Just to say folks don’t wright off the Douk Audio P7 pre amp. I replaced my T20 with this as a temporary measure and it’s still in my system 6 months later equipped with the Horizon 12ax7- at valves and the 3 x Muses 02.

I was asked if I preferred the opa828 in the P7 or the Muses 02.

Tonight I changed my mind. I now have the Muses 02 in the P7 with the Horizons and it’s an excellent match in the P7.

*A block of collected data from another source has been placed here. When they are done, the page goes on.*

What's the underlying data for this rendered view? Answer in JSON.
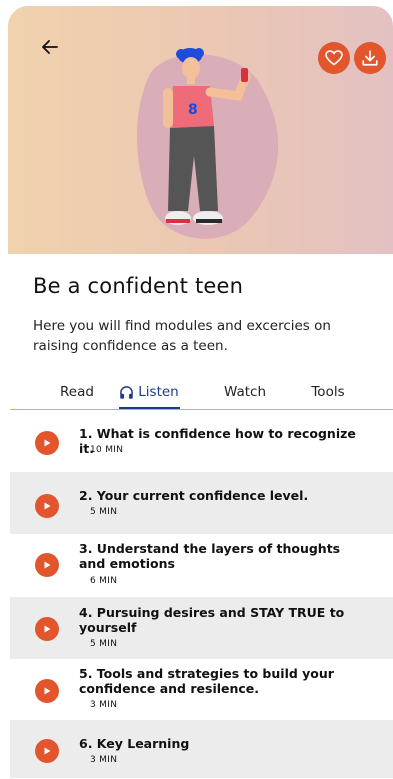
{
  "header": {
    "back_icon": "arrow-left-icon",
    "favorite_icon": "heart-outline-icon",
    "download_icon": "download-icon",
    "accent_color": "#e2552d"
  },
  "course": {
    "title": "Be a confident teen",
    "description": "Here you will find modules and excercies on raising confidence as a teen."
  },
  "tabs": [
    {
      "label": "Read",
      "active": false
    },
    {
      "label": "Listen",
      "active": true,
      "icon": "headphones-icon"
    },
    {
      "label": "Watch",
      "active": false
    },
    {
      "label": "Tools",
      "active": false
    }
  ],
  "lessons": [
    {
      "title": "1. What is confidence how to recognize it.",
      "duration": "10 MIN"
    },
    {
      "title": "2. Your current confidence level.",
      "duration": "5 MIN"
    },
    {
      "title": "3. Understand the layers of thoughts and emotions",
      "duration": "6 MIN"
    },
    {
      "title": "4. Pursuing desires and STAY TRUE to yourself",
      "duration": "5 MIN"
    },
    {
      "title": "5. Tools and strategies to build your confidence and resilence.",
      "duration": "3 MIN"
    },
    {
      "title": "6. Key Learning",
      "duration": "3 MIN"
    }
  ]
}
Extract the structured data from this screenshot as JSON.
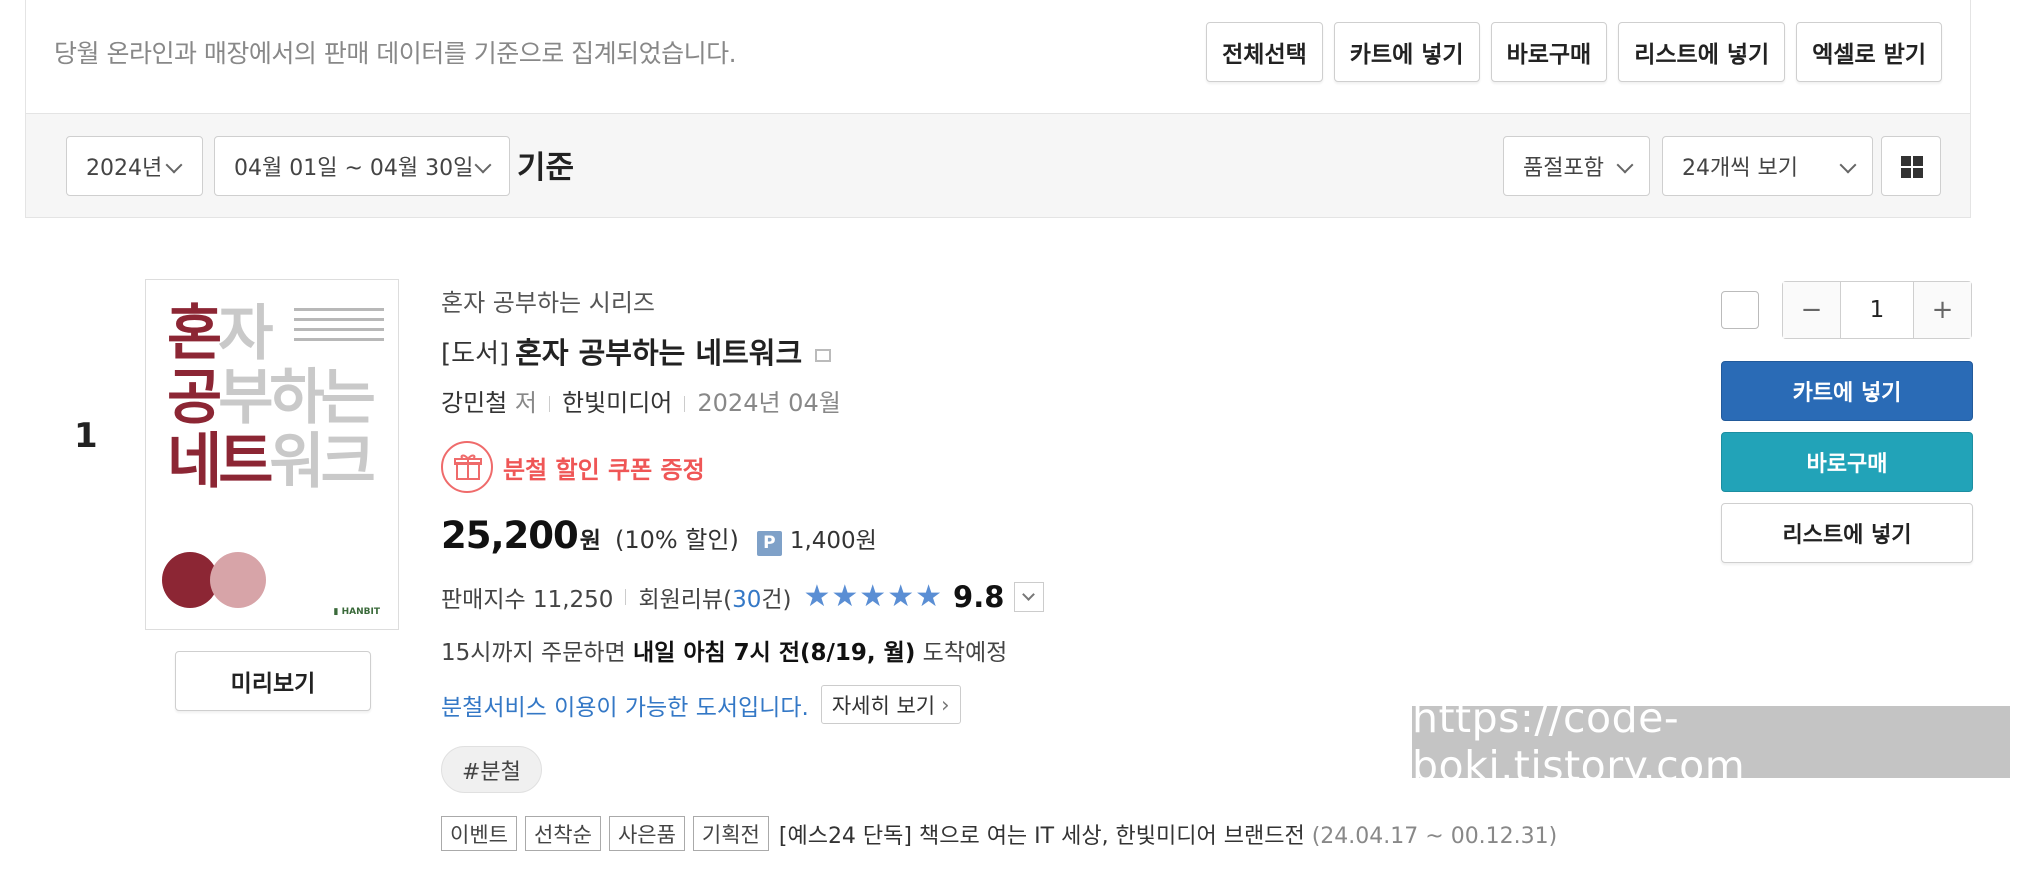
{
  "toolbar": {
    "notice": "당월 온라인과 매장에서의 판매 데이터를 기준으로 집계되었습니다.",
    "select_all": "전체선택",
    "add_cart": "카트에 넣기",
    "buy_now": "바로구매",
    "add_list": "리스트에 넣기",
    "excel": "엑셀로 받기"
  },
  "filters": {
    "year": "2024년",
    "period": "04월 01일 ~ 04월 30일",
    "basis": "기준",
    "stock": "품절포함",
    "per_page": "24개씩 보기",
    "view_mode_icon": "grid-icon"
  },
  "item": {
    "rank": "1",
    "series": "혼자 공부하는 시리즈",
    "category": "[도서]",
    "title": "혼자 공부하는 네트워크",
    "author": "강민철",
    "author_suffix": "저",
    "publisher": "한빛미디어",
    "pub_date": "2024년 04월",
    "coupon": "분철 할인 쿠폰 증정",
    "price": "25,200",
    "price_unit": "원",
    "discount": "(10% 할인)",
    "point_badge": "P",
    "points": "1,400원",
    "sales_index_label": "판매지수 11,250",
    "review_prefix": "회원리뷰(",
    "review_count": "30",
    "review_suffix": "건)",
    "rating_stars": 5,
    "score": "9.8",
    "delivery_prefix": "15시까지 주문하면 ",
    "delivery_bold": "내일 아침 7시 전(8/19, 월)",
    "delivery_suffix": " 도착예정",
    "service_text": "분철서비스 이용이 가능한 도서입니다.",
    "service_more": "자세히 보기",
    "tag": "#분철",
    "event_labels": [
      "이벤트",
      "선착순",
      "사은품",
      "기획전"
    ],
    "event_text": "[예스24 단독] 책으로 여는 IT 세상, 한빛미디어 브랜드전",
    "event_dates": "(24.04.17 ~ 00.12.31)",
    "preview": "미리보기",
    "quantity": "1",
    "cart_button": "카트에 넣기",
    "buy_button": "바로구매",
    "list_button": "리스트에 넣기",
    "cover": {
      "line1_dark": "혼",
      "line1_light": "자",
      "line2_dark": "공",
      "line2_light": "부하는",
      "line3_dark": "네트",
      "line3_light": "워크"
    }
  },
  "watermark": "https://code-boki.tistory.com",
  "colors": {
    "cart_blue": "#2a6bb6",
    "buy_teal": "#22a3b8",
    "coupon_red": "#ef5656",
    "link_blue": "#3478c6",
    "star_blue": "#5a8ed4",
    "cover_red": "#8c2634"
  }
}
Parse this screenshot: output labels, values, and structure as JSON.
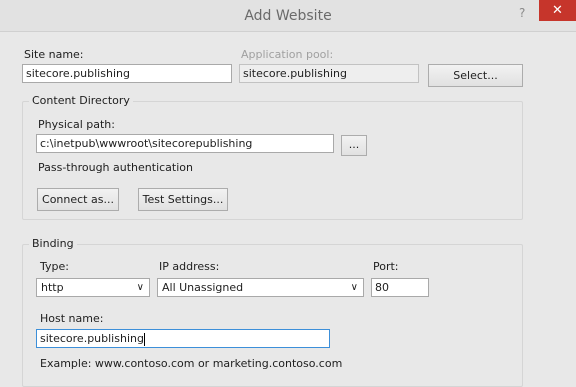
{
  "window": {
    "title": "Add Website",
    "help": "?",
    "close": "✕"
  },
  "site": {
    "label": "Site name:",
    "value": "sitecore.publishing"
  },
  "app_pool": {
    "label": "Application pool:",
    "value": "sitecore.publishing",
    "select_button": "Select..."
  },
  "content": {
    "group_label": "Content Directory",
    "physical_path_label": "Physical path:",
    "physical_path_value": "c:\\inetpub\\wwwroot\\sitecorepublishing",
    "browse_button": "...",
    "passthrough_label": "Pass-through authentication",
    "connect_button": "Connect as...",
    "test_button": "Test Settings..."
  },
  "binding": {
    "group_label": "Binding",
    "type_label": "Type:",
    "type_value": "http",
    "ip_label": "IP address:",
    "ip_value": "All Unassigned",
    "port_label": "Port:",
    "port_value": "80",
    "host_label": "Host name:",
    "host_value": "sitecore.publishing",
    "example": "Example: www.contoso.com or marketing.contoso.com"
  },
  "icons": {
    "dropdown": "chevron-down-icon"
  }
}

The Muses 02 has a vice like grip on the music in a far superior way than the op1656, opa2604, and is a more musical, natural sound over the opa828. The M02 just owns the sound and delivers it with an authority that says ‘ yeah I know what I am doing here so sit back and relax’. I am struggling to hear why Nishinnbo has discontinued this op amp. The vocals are excellent and perfectly placed and remain consistent through varied genres. Bass is full, punchy and clear. Highs are well balanced with a detailed midrange. The centre image is accurate too with everything having a solid well placed hit.
The P7 shines here with this combination and works superbly with the iFi Zen One signature dac feeding it.

I still like the opa828 for that studio monitor sound were the sound is very accurate and still have one in my Fosi Audio P4.